Although the algorithm slightly outperforms the suboptimal algorithm on the Citeseer, Pubmed, and DBLP datasets, the algorithm has a significant improvement on the Cora dataset, as well as the algorithm shows good algorithmic performance on all four datasets.
As can be seen in
Figure 5, the performance obtained by using an objective function with no negative sample loss sometimes even exceeds that of a negative sample-based objective function, indicating a promising future direction, which provides a more efficient negative sample-free solution for subsequent graph contrastive learning. In contrast to the negative sample-based objective, the Barlow Twins loss avoids the need for negative samples, thus significantly reducing the computational burden.
4.5.3. Parameter Sensitivity Analysis
This subsection focuses on the parameter sensitivity of the model. Specifically, the effects of changes in the node output dimension, learning rate, and diffusion coefficient size, as well as the parameters of the combined augmentation strategy on the node classification performance, are investigated. Due to some similarities in different datasets, the Cora dataset is used as an example for illustration. In order to be fair, other parameters except test variables are kept constant during the experiment.
Node Output Dimension: the node output dimension directly affects the model performance. As shown in
Figure 6, as the node representation dimension increases, the model performance first increases then stays the same, and then decreases. As the node output dimension increases from 128 to 512, the results of node categorization show an increasing trend up to 87.27%. This may be due to the fact that at lower dimensions, the model may have difficulty capturing the complex features and structural information of all the nodes in the graph. As the dimension increases, the model is able to learn richer node representations, which improves the classification results. When the node output dimensions continue to increase to 1024 and 2048, the effectiveness of node classification decreases instead. This may be due to the fact that too high dimension leads to model overfitting (i.e., the model is too sensitive to the training data) and the generalization performance on the test data decreases. Another reason could be that a too high dimension increases the computational complexity of the model, leading to a more difficult training process, which affects the final classification performance.
Learning rate: the learning rate has a certain impact on the node classification performance.
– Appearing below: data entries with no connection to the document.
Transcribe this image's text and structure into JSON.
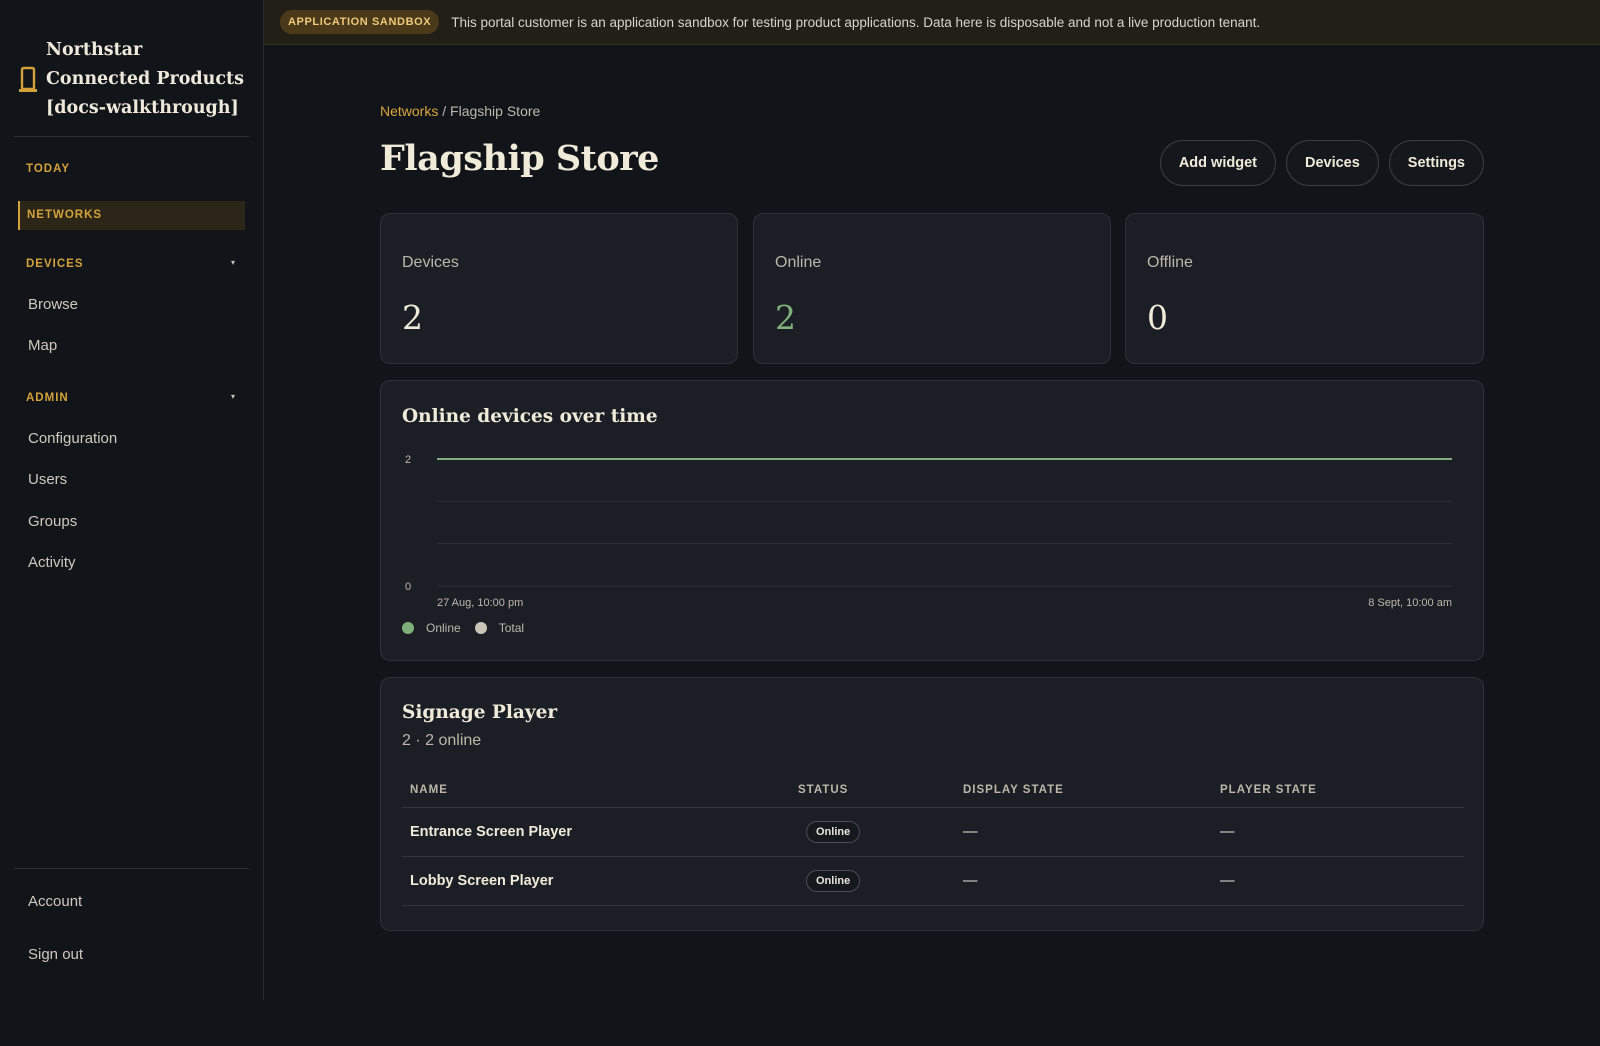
{
  "sidebar": {
    "brand": "Northstar Connected Products [docs-walkthrough]",
    "today": "TODAY",
    "networks": "NETWORKS",
    "devices_section": "DEVICES",
    "devices_items": [
      "Browse",
      "Map"
    ],
    "admin_section": "ADMIN",
    "admin_items": [
      "Configuration",
      "Users",
      "Groups",
      "Activity"
    ],
    "caret": "▾",
    "account": "Account",
    "sign_out": "Sign out"
  },
  "banner": {
    "badge": "APPLICATION SANDBOX",
    "text": "This portal customer is an application sandbox for testing product applications. Data here is disposable and not a live production tenant."
  },
  "breadcrumb": {
    "parent": "Networks",
    "separator": " / ",
    "current": "Flagship Store"
  },
  "page_title": "Flagship Store",
  "actions": {
    "add_widget": "Add widget",
    "devices": "Devices",
    "settings": "Settings"
  },
  "stats": [
    {
      "label": "Devices",
      "value": "2"
    },
    {
      "label": "Online",
      "value": "2"
    },
    {
      "label": "Offline",
      "value": "0"
    }
  ],
  "chart": {
    "title": "Online devices over time",
    "legend": {
      "online": "Online",
      "total": "Total"
    },
    "colors": {
      "online": "#7fb07a",
      "total": "#c9c4b8",
      "grid": "#2e333a"
    }
  },
  "chart_data": {
    "type": "line",
    "title": "Online devices over time",
    "x": [
      "27 Aug, 10:00 pm",
      "8 Sept, 10:00 am"
    ],
    "yticks": [
      "2",
      "0"
    ],
    "ylim": [
      0,
      2
    ],
    "series": [
      {
        "name": "Online",
        "values": [
          2,
          2
        ]
      },
      {
        "name": "Total",
        "values": [
          2,
          2
        ]
      }
    ],
    "grid": true,
    "legend": "bottom-left"
  },
  "group": {
    "title": "Signage Player",
    "subtitle": "2 · 2 online",
    "columns": [
      "NAME",
      "STATUS",
      "DISPLAY STATE",
      "PLAYER STATE"
    ],
    "rows": [
      {
        "name": "Entrance Screen Player",
        "status": "Online",
        "display": "—",
        "player": "—"
      },
      {
        "name": "Lobby Screen Player",
        "status": "Online",
        "display": "—",
        "player": "—"
      }
    ]
  },
  "theme": {
    "accent": "#d4a23a",
    "online_green": "#7fb07a",
    "background": "#111418",
    "card": "#1b1f25"
  }
}
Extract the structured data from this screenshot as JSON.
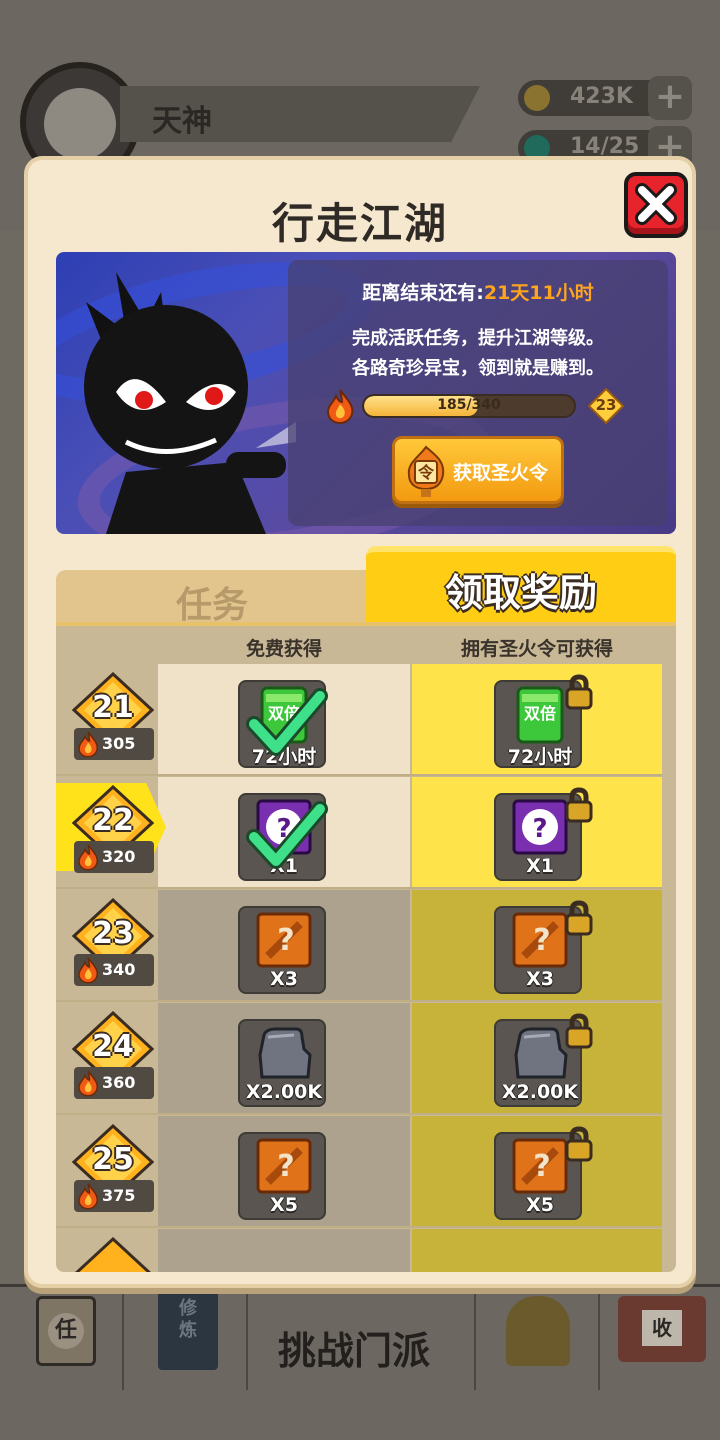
{
  "background": {
    "player_name": "天神",
    "resources": [
      {
        "value": "423K",
        "icon": "coin-icon"
      },
      {
        "value": "14/25",
        "icon": "gem-icon"
      }
    ],
    "bottom_nav": {
      "task_icon_char": "任",
      "book_text": "修炼",
      "challenge_label": "挑战门派",
      "shop_sign_char": "收"
    }
  },
  "modal": {
    "title": "行走江湖",
    "close_icon": "close-icon",
    "banner": {
      "countdown_label": "距离结束还有:",
      "countdown_value": "21天11小时",
      "desc_line1": "完成活跃任务，提升江湖等级。",
      "desc_line2": "各路奇珍异宝，领到就是赚到。",
      "progress_text": "185/340",
      "progress_fraction": 0.544,
      "level": "23",
      "token_icon_char": "令",
      "get_token_button": "获取圣火令"
    },
    "tabs": {
      "tasks": "任务",
      "rewards": "领取奖励"
    },
    "table": {
      "free_header": "免费获得",
      "paid_header": "拥有圣火令可获得",
      "rows": [
        {
          "level": "21",
          "points": "305",
          "item": "double-card",
          "art_text": "双倍",
          "qty": "72小时",
          "claimed": true,
          "current": false
        },
        {
          "level": "22",
          "points": "320",
          "item": "mystery-purple",
          "art_text": "?",
          "qty": "X1",
          "claimed": true,
          "current": true
        },
        {
          "level": "23",
          "points": "340",
          "item": "mystery-orange",
          "art_text": "?",
          "qty": "X3",
          "claimed": false,
          "current": false
        },
        {
          "level": "24",
          "points": "360",
          "item": "stone",
          "art_text": "",
          "qty": "X2.00K",
          "claimed": false,
          "current": false
        },
        {
          "level": "25",
          "points": "375",
          "item": "mystery-orange",
          "art_text": "?",
          "qty": "X5",
          "claimed": false,
          "current": false
        }
      ]
    }
  },
  "colors": {
    "modal_bg": "#f5e8cf",
    "accent_yellow": "#ffcd14",
    "countdown_orange": "#ffa41f",
    "close_red": "#e7232c"
  }
}
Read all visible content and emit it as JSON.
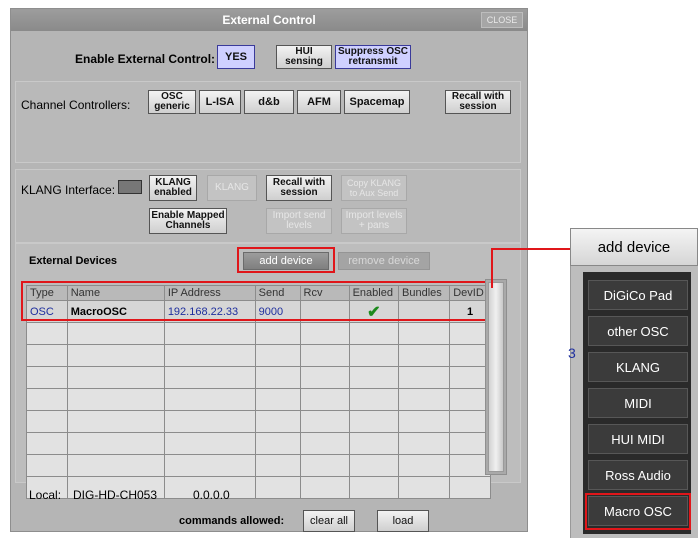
{
  "window": {
    "title": "External Control",
    "close_label": "CLOSE"
  },
  "enable": {
    "label": "Enable External Control:",
    "yes": "YES",
    "hui": "HUI sensing",
    "suppress": "Suppress OSC retransmit"
  },
  "channel_controllers": {
    "label": "Channel Controllers:",
    "buttons": [
      "OSC generic",
      "L-ISA",
      "d&b",
      "AFM",
      "Spacemap"
    ],
    "recall": "Recall with session"
  },
  "klang": {
    "label": "KLANG Interface:",
    "enabled": "KLANG enabled",
    "klang_dis": "KLANG",
    "recall": "Recall with session",
    "copy": "Copy KLANG to Aux Send",
    "enable_mapped": "Enable Mapped Channels",
    "import_send": "Import send levels",
    "import_pan": "Import levels + pans"
  },
  "devices": {
    "title": "External Devices",
    "add": "add device",
    "remove": "remove device",
    "columns": [
      "Type",
      "Name",
      "IP Address",
      "Send",
      "Rcv",
      "Enabled",
      "Bundles",
      "DevID"
    ],
    "rows": [
      {
        "type": "OSC",
        "name": "MacroOSC",
        "ip": "192.168.22.33",
        "send": "9000",
        "rcv": "",
        "enabled": "✔",
        "bundles": "",
        "devid": "1"
      }
    ]
  },
  "local": {
    "label": "Local:",
    "host": "DIG-HD-CH053",
    "ip": "0.0.0.0"
  },
  "commands": {
    "label": "commands allowed:",
    "clear": "clear all",
    "load": "load"
  },
  "popup": {
    "header": "add device",
    "partial_text": "3",
    "items": [
      "DiGiCo Pad",
      "other OSC",
      "KLANG",
      "MIDI",
      "HUI MIDI",
      "Ross Audio",
      "Macro OSC"
    ]
  },
  "colors": {
    "accent_red": "#e0161a",
    "link_blue": "#1f2f9e",
    "check_green": "#1d8a1d"
  }
}
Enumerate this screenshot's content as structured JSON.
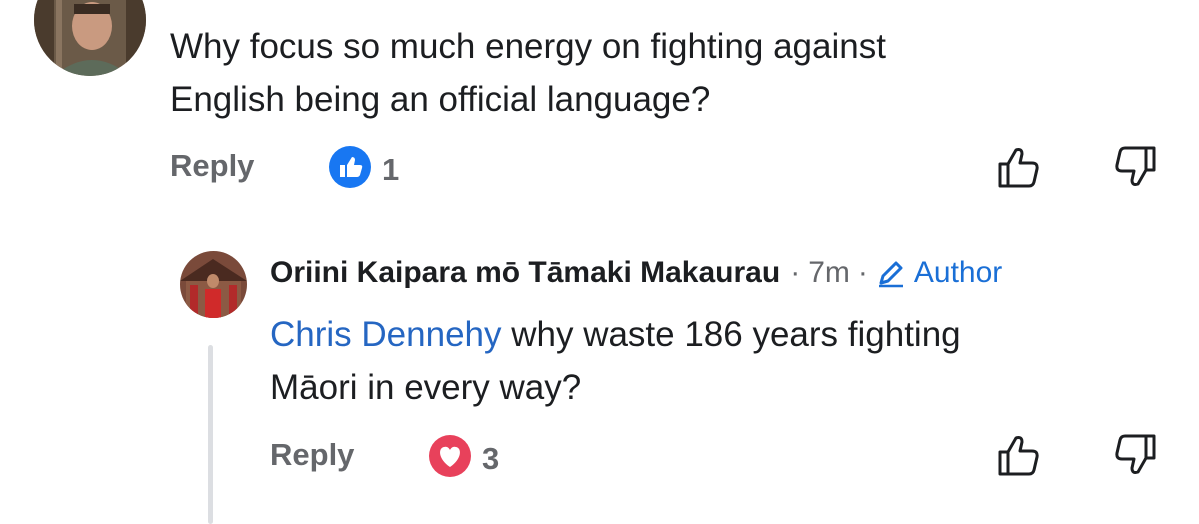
{
  "top_comment": {
    "text_line1": "Why focus so much energy on fighting against",
    "text_line2": "English being an official language?",
    "reply_label": "Reply",
    "reaction_count": "1",
    "reaction_type": "like",
    "like_color": "#1877f2"
  },
  "reply_comment": {
    "author": "Oriini Kaipara mō Tāmaki Makaurau",
    "separator": "·",
    "time": "7m",
    "badge_label": "Author",
    "mention": "Chris Dennehy",
    "text_line1_rest": " why waste 186 years fighting",
    "text_line2": "Māori in every way?",
    "reply_label": "Reply",
    "reaction_count": "3",
    "reaction_type": "love",
    "love_color": "#e8415b",
    "accent_color": "#2566c2"
  }
}
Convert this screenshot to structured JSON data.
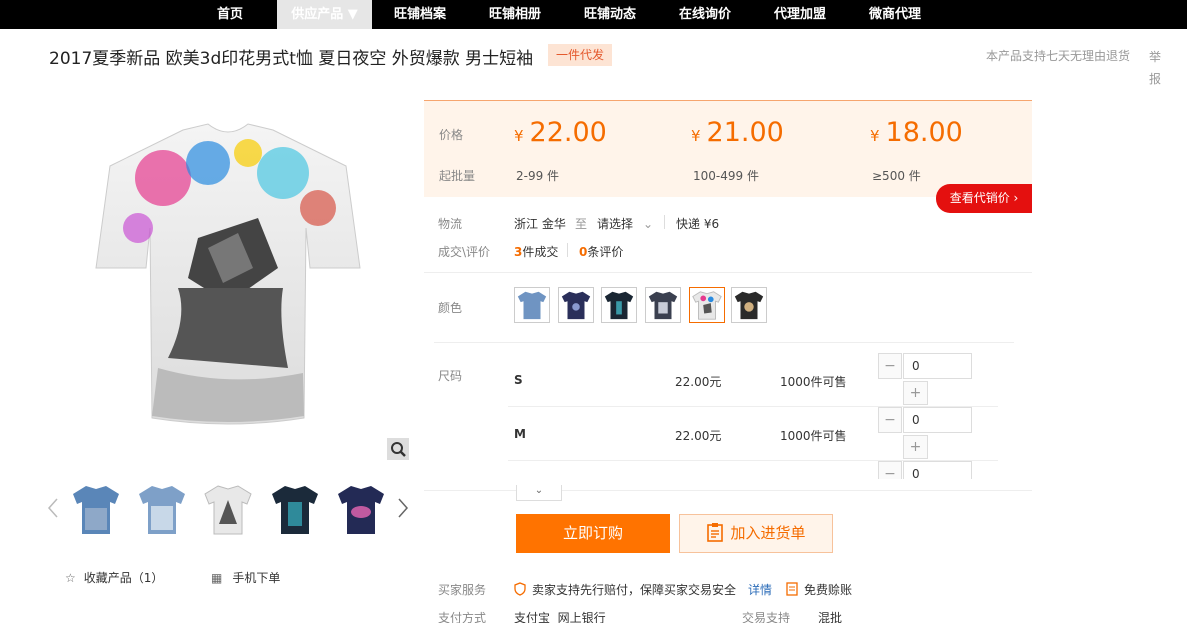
{
  "nav": {
    "items": [
      "首页",
      "供应产品 ▼",
      "旺铺档案",
      "旺铺相册",
      "旺铺动态",
      "在线询价",
      "代理加盟",
      "微商代理"
    ]
  },
  "product": {
    "title": "2017夏季新品 欧美3d印花男式t恤 夏日夜空 外贸爆款 男士短袖",
    "badge": "一件代发",
    "return_note": "本产品支持七天无理由退货",
    "report": "举报"
  },
  "gallery": {
    "favorite": "收藏产品（1）",
    "mobile_order": "手机下单"
  },
  "price": {
    "price_label": "价格",
    "qty_label": "起批量",
    "currency": "¥",
    "tiers": [
      {
        "price": "22.00",
        "qty": "2-99 件"
      },
      {
        "price": "21.00",
        "qty": "100-499 件"
      },
      {
        "price": "18.00",
        "qty": "≥500 件"
      }
    ],
    "agent_button": "查看代销价 ›"
  },
  "logistics": {
    "label": "物流",
    "from": "浙江 金华",
    "to_word": "至",
    "select": "请选择",
    "express": "快递 ¥6"
  },
  "deals": {
    "label": "成交\\评价",
    "count": "3",
    "count_suffix": "件成交",
    "reviews": "0",
    "reviews_suffix": "条评价"
  },
  "color": {
    "label": "颜色"
  },
  "size": {
    "label": "尺码",
    "rows": [
      {
        "name": "S",
        "price": "22.00元",
        "stock": "1000件可售",
        "qty": "0"
      },
      {
        "name": "M",
        "price": "22.00元",
        "stock": "1000件可售",
        "qty": "0"
      }
    ],
    "partial_qty": "0"
  },
  "actions": {
    "buy": "立即订购",
    "cart": "加入进货单"
  },
  "service": {
    "label": "买家服务",
    "guarantee": "卖家支持先行赔付，保障买家交易安全",
    "details": "详情",
    "free_invoice": "免费赊账"
  },
  "payment": {
    "label": "支付方式",
    "methods": "支付宝  网上银行",
    "trade_label": "交易支持",
    "trade_value": "混批"
  },
  "colors": {
    "accent": "#f56c00",
    "red": "#e4100f"
  }
}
Figure 7 shows the node classification performance with the size of the learning rate. It can be seen that as the learning rate increases, the node classification classification results show a weak increase followed by a decrease. When the learning rate increases from 0.0001 to 0.0003, the node classification accuracy improves and reaches a peak of 87.24%. This suggests that lower learning rates may prevent the model from converging to the optimal solution because smaller parameter updates require more iterations. On the contrary, a slightly higher learning rate allows the model to find a suitable local optimal solution more efficiently. When the learning rate was further increased to 0.0005, there was a slight decrease in classification accuracy. This decrease can be attributed to oscillations in the optimization process, which is caused by a learning rate that is too high to converge stably to a suitable local optimal solution. As the learning rate increases to 0.0007, 0.0009, and 0.001, the classification accuracy continues to decrease. This phenomenon may be caused by overfitting due to the high learning rate. As a result, the model is too sensitive to the training data, which reduces its generalization performance.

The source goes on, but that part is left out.